Outfield App Alternative: What to Look For Beyond the Basics
I had a call last Tuesday with a regional sales manager in Dubai who'd been using Outfield for 14 months. His exact words: "It works, but my reps still WhatsApp me their orders."
That sentence tells you everything about why people start hunting for an Outfield alternative. The app does what it says on the tin — check-ins, basic reporting, a clean iOS feel. But somewhere around month 8 or 9, FMCG teams hit a wall. The wall isn't usually a missing feature. It's a missing workflow.
So if you're evaluating outfield app competitors right now, I want to share what I've learned watching teams migrate. Some of this I got wrong at first when we were building Zivni — I used to think feature parity was the goal. It isn't.
The basics aren't where the decision gets made
Every field sales app on the market does the same five things. GPS check-ins. Visit notes. Photo capture. Some kind of report. A map view. If a vendor's demo spends 40 minutes on these, you're watching the wrong demo.
Here's what actually matters when you're running 30+ reps across a real distribution territory:
Order capture that doesn't require typing. Outfield is great for B2B relationship sales — think SaaS reps visiting offices. But FMCG reps do 25 to 40 outlets a day. Nobody's typing SKU codes on a phone 40 times. You need voice order entry, barcode scan, or a smart SKU shortlist based on the outlet's history. We added voice ordering at Zivni because a rep in Karachi told me he was losing 90 minutes a day to manual entry. Ninety minutes. That's nearly two extra outlets per rep per day.
Offline mode that actually works. Not "queues your data and syncs later" — I mean genuinely offline, with full functionality, in a basement supermarket in Sharjah where there's no signal. Most Outfield alternatives claim offline support. Test it. Put your phone on airplane mode for the entire demo and see what breaks.
Beat planning logic. Outfield lets you log visits. It doesn't really tell your rep where to go tomorrow, in what sequence, optimized for traffic and outlet priority. For a CPG distributor running PJP (permanent journey plans), this is the thing.
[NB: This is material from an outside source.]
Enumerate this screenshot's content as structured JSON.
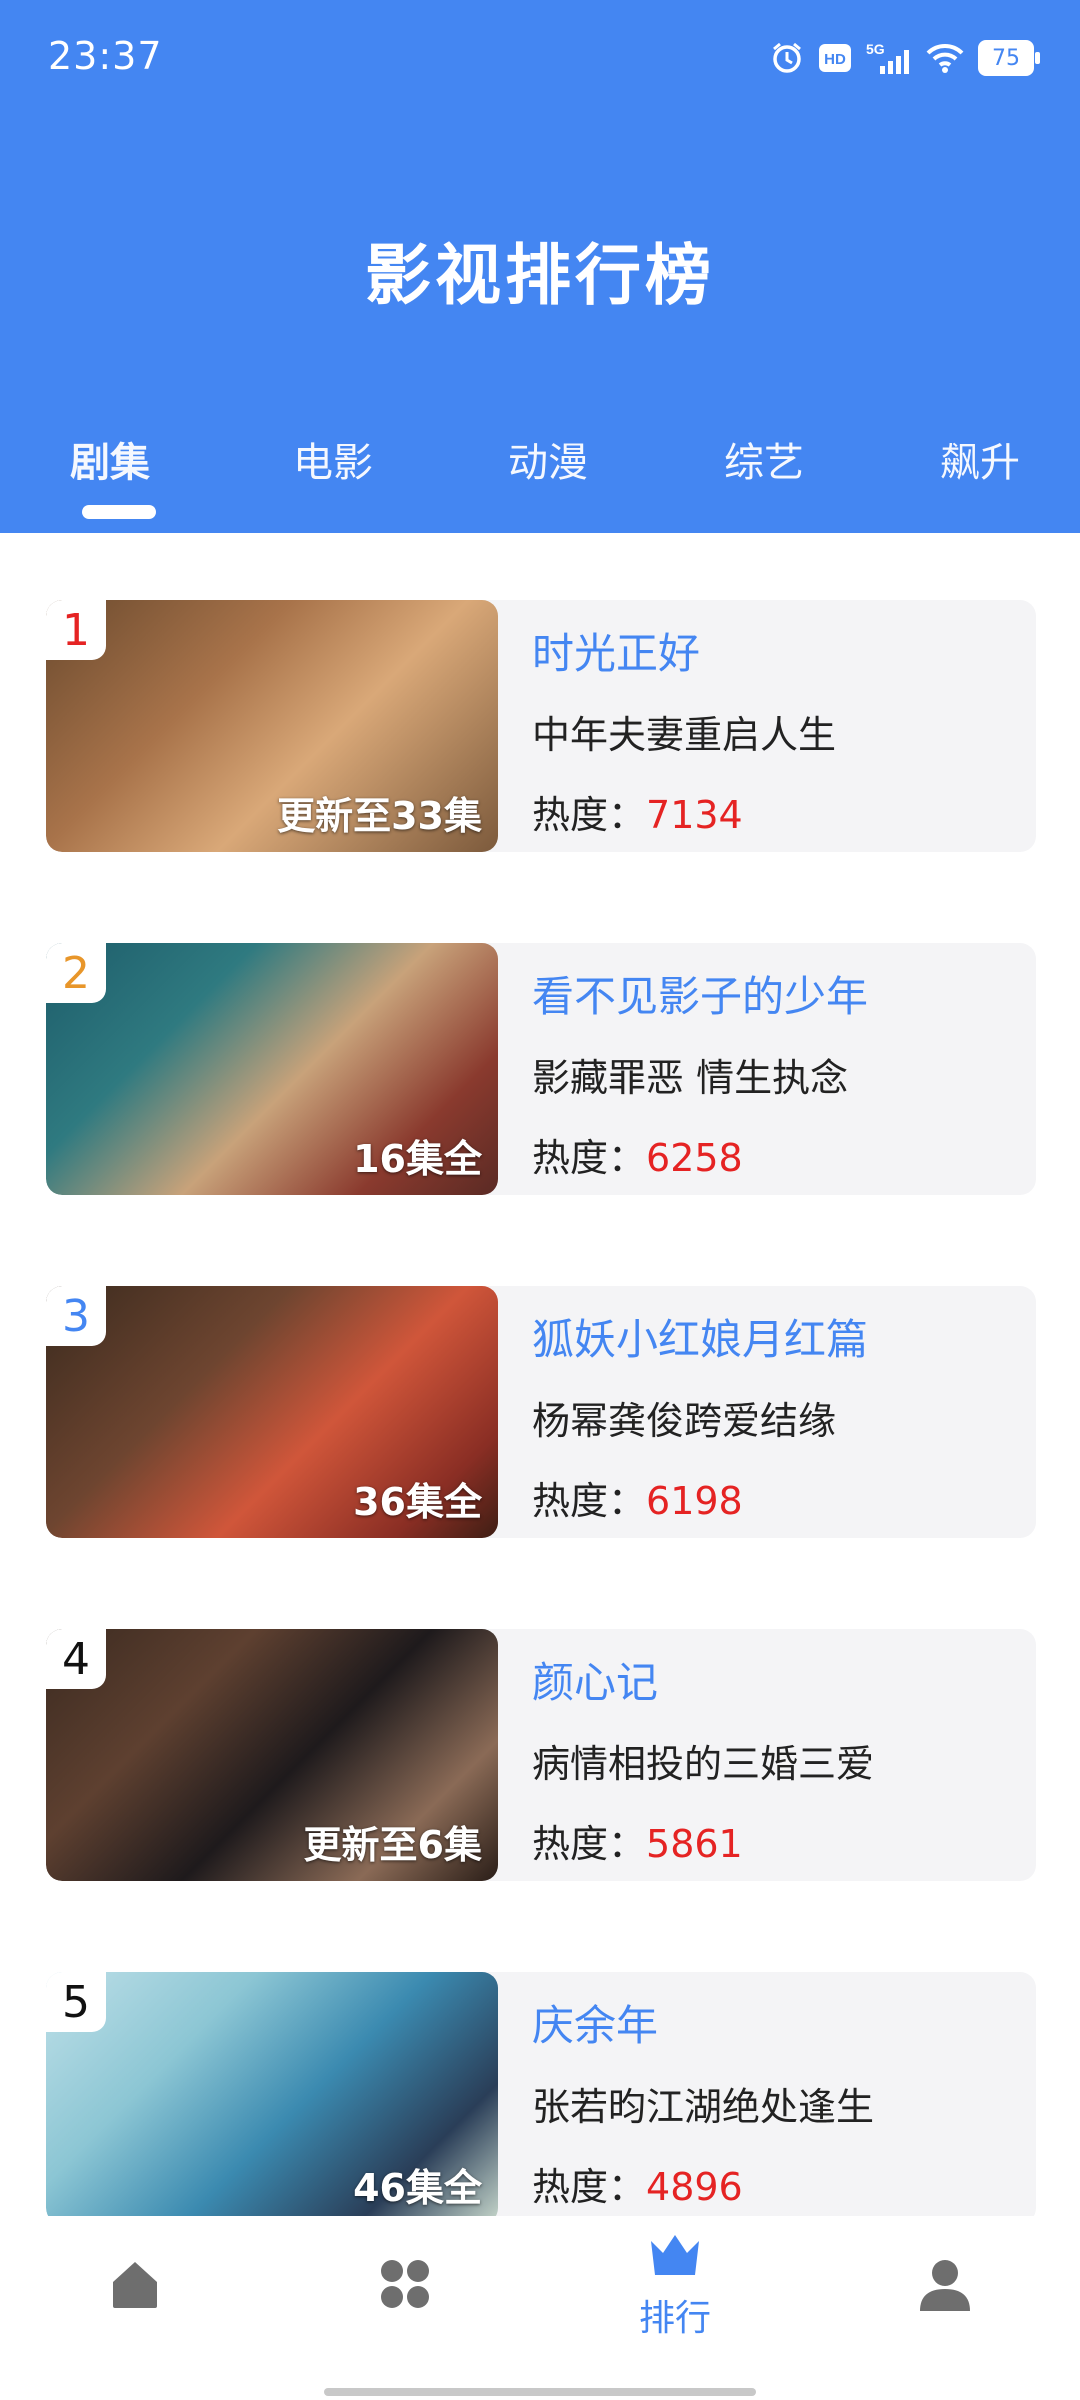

What people miss until month three
This is the part nobody talks about in vendor comparisons. The stuff that only hurts after you've signed the contract.
Distributor visibility. If you sell through distributors (and in the GCC and Pakistan, you almost certainly do), your field app needs to give distributors their own view. Their own login. Their own reports. Otherwise you're emailing PDFs every Monday and your distributor partners feel like outsiders. Outfield wasn't built with the manufacturer-distributor-retailer chain in mind. Most generic field sales tools weren't.
Integration with whatever ERP you're running. SAP B1. Oracle NetSuite. Microsoft Dynamics. Some weird custom thing your IT head built in 2014. The honest test: ask the vendor for a list of integrations they've shipped to production in the last 12 months. Not their "roadmap." Not "we have an API." Actual live customers.
Local payment and tax compliance. VAT in UAE and Saudi. FBR e-invoicing in Pakistan. Making Tax Digital in the UK. Your field orders eventually need to flow into invoices, and if the system doesn't understand local tax structure, your finance team will hate you by quarter two.
Photo analysis that does something. Taking a shelf photo is easy. Doing anything useful with it — share of shelf, planogram compliance, competitor presence, out-of-stock detection — is hard. If you're spending money on a field sales app in 2026 and it can't analyze the photo your rep just took, you're paying for a digital filing cabinet.
How to actually run the evaluation
Honestly, most teams run vendor evaluations wrong. They send out an RFP with 180 questions, score everyone on a spreadsheet, and pick the highest number. Then six months later they're shopping again.
Here's what works better.
Pick three reps. One star performer, one average, one struggler. Give them the shortlisted apps (Zivni, BeatRoute, FieldAssist, Repsly, whatever) for a 10-day live pilot in their actual territory. Don't tell them which one you prefer. At day 10, ask each rep one question: "Which one helped you sell more, and why?"
That answer is worth more than any feature matrix.
And watch what the struggler says carefully. Your best rep will adapt to any tool. Your worst rep will only use a tool that genuinely makes their day easier. If the bottom-quartile rep voluntarily opens the app on day 9, you've found your winner.
One more thing — and this is the bit I think most buyers underweight. Look at how the vendor responds when something breaks during the pilot. Because something will break. A sync issue. A login problem. A weird bug on one Android model. The response time and the tone of that response is exactly what you'll be living with for the next three years.
We charge $5 a user a month at the entry tier, and I still tell prospects: don't pick us because we're cheaper. Pick us because we picked up the phone on a Sunday during your pilot. Or don't pick us. But run the test.
The Outfield alternative that wins for your team probably isn't the one with the prettiest UI or the longest feature list. It's the one your reps stop complaining about by week four. That's the real benchmark, and it's the only one I trust anymore.